Strengths & Weaknesses
- Freehold tenure — perpetual ownership in a proven high-demand corridor
- Haig Girls' School literally 40m from the gate — top-tier P1 registration position
- Tanjong Katong Primary and Tao Nan School both within 420m
- Tanjong Katong MRT (TEL) 680m — connectivity significantly upgraded post-2023
- Katong-Joo Chiat Peranakan heritage belt walkable for F&B and culture
- Boutique scale (69 units) — uncrowded pool and personalised management
- East Coast Park accessible by bicycle in under 10 minutes
- Canadian International School (Tanjong Katong) within 620m
- Lowest-quantum freehold entry into D15's strongest school catchment zone
- 2001 vintage — dated interior finishings, budget S$60K–$100K for full refresh
- Minimal facilities — pool and gym only; no tennis court, clubhouse or function room
- Gross yield 2.38% — below district average for yield-focused investors
- Tanjong Katong MRT 680m — warm-weather walk, most residents drive or cycle
- Low transaction volume (5 sales in trailing period) — illiquid resale market
- Investment score 35/100 — capital-preservation play, not momentum trade
- Limited en-bloc potential at 69 units — site area insufficient for premium collective sale premium
- No park connector direct access
Verdict
Dunman Place is, above all, a freehold land play in one of Singapore’s most structurally sound residential corridors. The D15 Katong-Tanjong Katong belt has held value through multiple property cycles, and the opening of the Thomson-East Coast Line has reinforced connectivity without disrupting the neighbourhood’s low-rise, heritage-adjacent character. For a buyer seeking a permanent home in this postcode — particularly a family with school-age children or one that values walkable F&B over a long facility checklist — the combination of freehold tenure, school catchment, and a neighbourhood with genuine street-level character is compelling.
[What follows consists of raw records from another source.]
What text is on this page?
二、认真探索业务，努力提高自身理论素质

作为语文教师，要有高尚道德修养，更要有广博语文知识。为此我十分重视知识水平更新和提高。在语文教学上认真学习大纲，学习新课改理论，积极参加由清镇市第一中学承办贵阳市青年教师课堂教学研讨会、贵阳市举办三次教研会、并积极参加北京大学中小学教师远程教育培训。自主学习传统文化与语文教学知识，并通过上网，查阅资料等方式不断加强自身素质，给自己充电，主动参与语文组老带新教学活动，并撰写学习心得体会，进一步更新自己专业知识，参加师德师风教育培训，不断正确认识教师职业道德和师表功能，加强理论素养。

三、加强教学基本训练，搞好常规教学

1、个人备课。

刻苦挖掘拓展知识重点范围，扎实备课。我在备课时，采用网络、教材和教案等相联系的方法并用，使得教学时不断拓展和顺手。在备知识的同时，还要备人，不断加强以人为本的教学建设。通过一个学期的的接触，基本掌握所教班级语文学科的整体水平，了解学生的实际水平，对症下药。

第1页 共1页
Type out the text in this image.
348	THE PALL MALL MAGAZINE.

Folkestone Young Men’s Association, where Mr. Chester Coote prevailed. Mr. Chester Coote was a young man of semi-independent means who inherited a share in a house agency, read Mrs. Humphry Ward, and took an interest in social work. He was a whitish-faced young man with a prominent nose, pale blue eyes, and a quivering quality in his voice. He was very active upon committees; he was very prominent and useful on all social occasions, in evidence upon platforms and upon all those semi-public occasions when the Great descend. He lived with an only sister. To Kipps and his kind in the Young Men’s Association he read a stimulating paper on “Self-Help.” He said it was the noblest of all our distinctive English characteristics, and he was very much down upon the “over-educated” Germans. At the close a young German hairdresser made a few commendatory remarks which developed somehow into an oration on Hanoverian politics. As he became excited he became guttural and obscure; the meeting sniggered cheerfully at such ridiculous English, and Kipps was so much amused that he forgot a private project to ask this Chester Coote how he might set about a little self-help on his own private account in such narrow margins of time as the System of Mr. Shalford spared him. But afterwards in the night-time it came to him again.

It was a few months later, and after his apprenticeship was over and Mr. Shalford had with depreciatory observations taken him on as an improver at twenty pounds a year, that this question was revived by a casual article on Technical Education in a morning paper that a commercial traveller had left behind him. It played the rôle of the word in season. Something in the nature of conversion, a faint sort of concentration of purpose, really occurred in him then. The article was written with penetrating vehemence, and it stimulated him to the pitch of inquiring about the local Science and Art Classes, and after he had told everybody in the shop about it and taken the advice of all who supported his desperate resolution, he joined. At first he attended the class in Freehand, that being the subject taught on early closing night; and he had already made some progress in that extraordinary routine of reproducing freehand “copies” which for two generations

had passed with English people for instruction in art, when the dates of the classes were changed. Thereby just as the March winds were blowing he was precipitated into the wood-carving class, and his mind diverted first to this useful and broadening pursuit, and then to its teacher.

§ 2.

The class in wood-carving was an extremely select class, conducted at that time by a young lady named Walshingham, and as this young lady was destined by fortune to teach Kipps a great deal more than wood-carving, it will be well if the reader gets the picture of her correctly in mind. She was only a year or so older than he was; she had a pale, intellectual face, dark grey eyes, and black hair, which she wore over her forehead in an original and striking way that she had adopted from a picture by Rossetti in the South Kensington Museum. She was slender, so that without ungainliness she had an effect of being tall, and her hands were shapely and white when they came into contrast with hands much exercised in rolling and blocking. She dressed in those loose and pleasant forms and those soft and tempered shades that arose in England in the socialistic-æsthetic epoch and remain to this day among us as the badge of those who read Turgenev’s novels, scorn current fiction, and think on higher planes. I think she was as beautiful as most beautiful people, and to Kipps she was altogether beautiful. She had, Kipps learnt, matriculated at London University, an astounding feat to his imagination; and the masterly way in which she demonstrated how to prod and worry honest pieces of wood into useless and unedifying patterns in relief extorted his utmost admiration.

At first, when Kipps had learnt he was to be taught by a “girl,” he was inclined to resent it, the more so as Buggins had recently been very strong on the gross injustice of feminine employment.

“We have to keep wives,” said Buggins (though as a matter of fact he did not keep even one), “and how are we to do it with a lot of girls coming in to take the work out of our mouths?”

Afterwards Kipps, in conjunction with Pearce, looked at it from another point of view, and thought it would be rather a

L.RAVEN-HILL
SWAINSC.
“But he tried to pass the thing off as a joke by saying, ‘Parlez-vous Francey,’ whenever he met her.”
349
The investment yield at 2.38% gross is modest compared to what ECsite new launches in less established D15 locations might achieve, but it reflects the capital value premium that freehold tenure commands in this address. Yield-maximisers will find better gross returns elsewhere; capital-preservation buyers and own-stay families will find the tenure and location mix harder to replicate at comparable quantum. The en-bloc score of 52/100 is moderate — the site is not large enough to be a prime collective sale candidate on its own, but the wider Dunman Road corridor has seen significant land transactions, and a future collective sale cannot be dismissed as a long-term optionality.
The caveat is the development’s age and relatively limited facilities. A buyer comparing Dunman Place against a newer 99-year leasehold development in the same district is effectively choosing between freehold permanence and dated finishings on one hand, and fresher common areas and broader amenities on a depreciating lease on the other. For owner-occupiers with a 20+ year horizon, that trade-off typically resolves in favour of freehold. For pure investors targeting sub-5-year exit, newer leasehold stock with stronger rental velocity may serve better.